It’s a big month for IPOs: Airbnb and DoorDash are both going public this week, and online video game company Roblox and fintech Affirm are set to follow. DoorDash sold shares at $102 (above estimates), and then closed its first day of trading at $189. How is this happening in a country gripped by a coronavirus pandemic and high unemployment? In the topsy-turvy logic of the stock market, financial wins are possible. Here are a few reasons why:
1. Some companies going public have mostly benefited from the pandemic
DoorDash is illustrative: Its third-quarter revenues were up 268% from last year, and with its order volume from January to September up threefold from a year earlier. Is there a better time to IPO? No. Particularly given that revenues may well plummet post-pandemic. Under similar pandemic spikes in business, biotech IPOs have also surged this year.

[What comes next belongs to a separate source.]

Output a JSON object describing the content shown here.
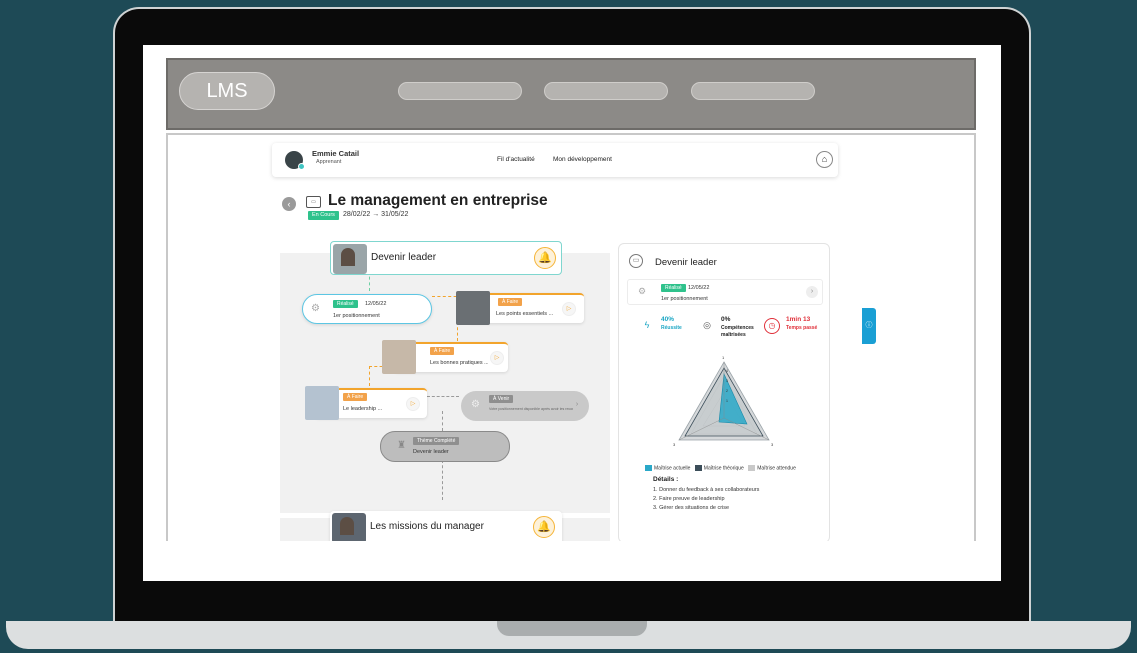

2. Other business factors take precedence
Airbnb is going public today, in one of the few recent IPOs from a company that has been deeply wounded by the pandemic. Why now? Airbnb was under pressure from employees and investors who have waited over a decade to cash out, some of whom have stock option restrictions that expire early next year. That detail alone shows how a pandemic IPO makes sense. The company also had other incentives to raise capital, including a high-interest rate on a recent $1 billion crisis funding deal, The Wall Street Journal reported in April. In short: Even a bad IPO today would still meet a number of business objectives.

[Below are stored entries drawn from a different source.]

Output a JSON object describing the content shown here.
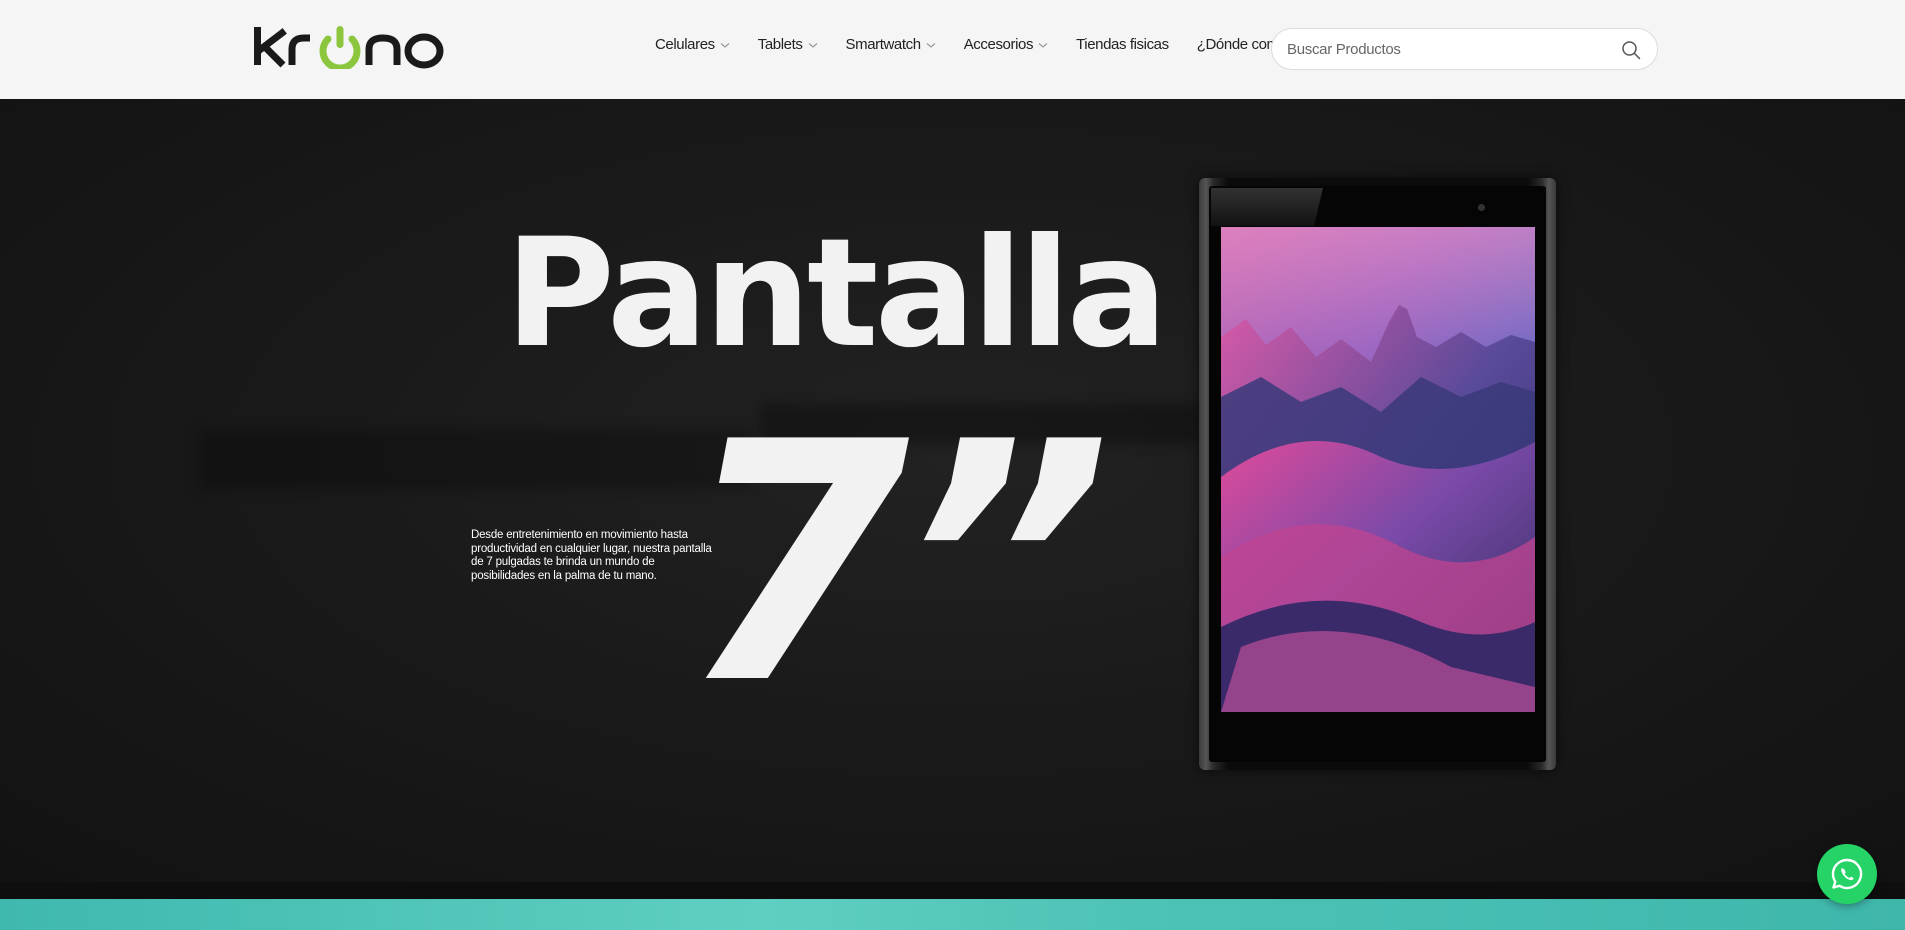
{
  "brand": {
    "logo_text": "krono",
    "accent_color": "#8cc63f"
  },
  "nav": {
    "items": [
      {
        "label": "Celulares",
        "has_dropdown": true
      },
      {
        "label": "Tablets",
        "has_dropdown": true
      },
      {
        "label": "Smartwatch",
        "has_dropdown": true
      },
      {
        "label": "Accesorios",
        "has_dropdown": true
      },
      {
        "label": "Tiendas fisicas",
        "has_dropdown": false
      },
      {
        "label": "¿Dónde comprar?",
        "has_dropdown": true
      }
    ]
  },
  "search": {
    "placeholder": "Buscar Productos",
    "value": "",
    "icon": "search-icon"
  },
  "hero": {
    "headline": "Pantalla",
    "size_value": "7”",
    "description": "Desde entretenimiento en movimiento hasta productividad en cualquier lugar, nuestra pantalla de 7 pulgadas te brinda un mundo de posibilidades en la palma de tu mano."
  },
  "whatsapp": {
    "icon": "whatsapp-icon",
    "color": "#25d366"
  },
  "colors": {
    "header_bg": "#f5f5f5",
    "hero_bg": "#161616",
    "band": "#4fc4b8"
  }
}
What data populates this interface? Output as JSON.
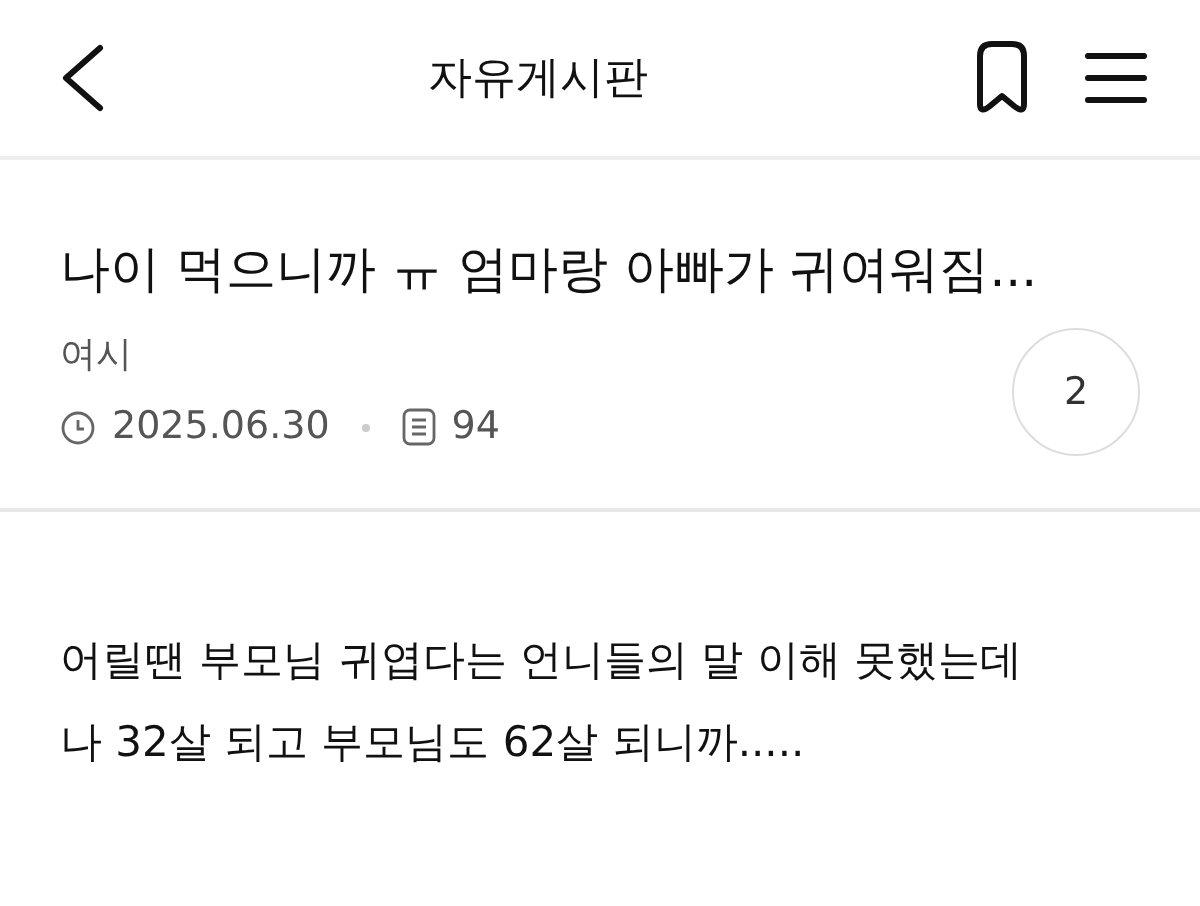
{
  "header": {
    "title": "자유게시판"
  },
  "post": {
    "title": "나이 먹으니까 ㅠ 엄마랑 아빠가 귀여워짐...",
    "author": "여시",
    "date": "2025.06.30",
    "views": "94",
    "comments": "2"
  },
  "body": [
    "어릴땐 부모님 귀엽다는 언니들의 말 이해 못했는데",
    "나 32살 되고 부모님도 62살 되니까....."
  ]
}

3. The markets are trading at record-high levels
Investors are putting their wallets behind the idea that the economy will roar back into action immediately post-pandemic. Whether that’s true or not remains to be seen: A recent letter to Congress by 127 top economists warned that the sort of economic damage America will experience this winter is not swiftly reversible without a massive stimulus package. But in the markets, perception and hype are everything, and current common wisdom is that it’s best to get in now and not miss out on next year’s supposed surges, especially with vaccines on the way. Mad Money host Jim Cramer’s advice to investors on Airbnb is illustrative: “I want you to own Airbnb because it’s set to have a terrific year starting next March.”

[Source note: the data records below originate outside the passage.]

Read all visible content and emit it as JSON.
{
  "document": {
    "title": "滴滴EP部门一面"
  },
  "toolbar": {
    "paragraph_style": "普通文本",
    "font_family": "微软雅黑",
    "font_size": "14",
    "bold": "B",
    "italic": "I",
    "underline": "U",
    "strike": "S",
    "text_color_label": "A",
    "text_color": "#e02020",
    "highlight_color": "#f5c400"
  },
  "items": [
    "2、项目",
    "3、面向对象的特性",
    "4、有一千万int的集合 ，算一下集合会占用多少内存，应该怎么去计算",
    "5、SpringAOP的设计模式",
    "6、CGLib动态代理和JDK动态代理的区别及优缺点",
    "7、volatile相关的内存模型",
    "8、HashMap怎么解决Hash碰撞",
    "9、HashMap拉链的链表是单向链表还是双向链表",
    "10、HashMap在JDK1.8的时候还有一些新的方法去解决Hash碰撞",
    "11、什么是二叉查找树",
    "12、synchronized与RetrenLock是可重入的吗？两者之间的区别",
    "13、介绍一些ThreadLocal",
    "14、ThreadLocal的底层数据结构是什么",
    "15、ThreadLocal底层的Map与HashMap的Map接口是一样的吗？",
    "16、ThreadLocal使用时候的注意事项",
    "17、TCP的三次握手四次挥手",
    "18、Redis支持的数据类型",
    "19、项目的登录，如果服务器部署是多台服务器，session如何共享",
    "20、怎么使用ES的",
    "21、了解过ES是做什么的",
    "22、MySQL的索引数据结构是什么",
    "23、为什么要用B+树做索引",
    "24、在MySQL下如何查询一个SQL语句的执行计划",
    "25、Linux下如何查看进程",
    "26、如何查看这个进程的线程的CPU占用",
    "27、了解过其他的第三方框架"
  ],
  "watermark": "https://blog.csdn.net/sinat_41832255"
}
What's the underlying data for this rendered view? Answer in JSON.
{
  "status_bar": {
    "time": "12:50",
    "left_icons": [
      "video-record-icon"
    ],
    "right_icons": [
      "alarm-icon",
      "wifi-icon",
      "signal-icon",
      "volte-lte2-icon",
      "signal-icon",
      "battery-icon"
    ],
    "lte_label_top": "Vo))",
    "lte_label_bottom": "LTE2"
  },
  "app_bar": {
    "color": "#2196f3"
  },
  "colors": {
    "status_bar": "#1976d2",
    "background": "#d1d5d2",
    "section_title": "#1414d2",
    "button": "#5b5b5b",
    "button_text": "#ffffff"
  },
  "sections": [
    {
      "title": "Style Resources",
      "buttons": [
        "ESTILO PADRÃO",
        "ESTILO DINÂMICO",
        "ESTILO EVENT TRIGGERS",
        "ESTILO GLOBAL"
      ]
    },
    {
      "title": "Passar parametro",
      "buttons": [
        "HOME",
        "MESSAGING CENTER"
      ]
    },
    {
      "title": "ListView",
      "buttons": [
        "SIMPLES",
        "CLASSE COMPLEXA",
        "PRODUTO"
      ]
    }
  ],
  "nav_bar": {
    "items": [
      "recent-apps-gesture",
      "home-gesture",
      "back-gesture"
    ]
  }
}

4. Online roadshows work surprisingly well
Wall Street quickly realized in late spring that IPO roadshows, where CEOs pitch investors, translate well into online form—at least for well-known companies that easily attract investor meetings. There are benefits to doing this process virtually: Rather than spending a month traveling around the world, executives can talk to investors back-to-back for a week online and then IPO, thereby not risking the markets collapsing during the month-plus that this process previously took.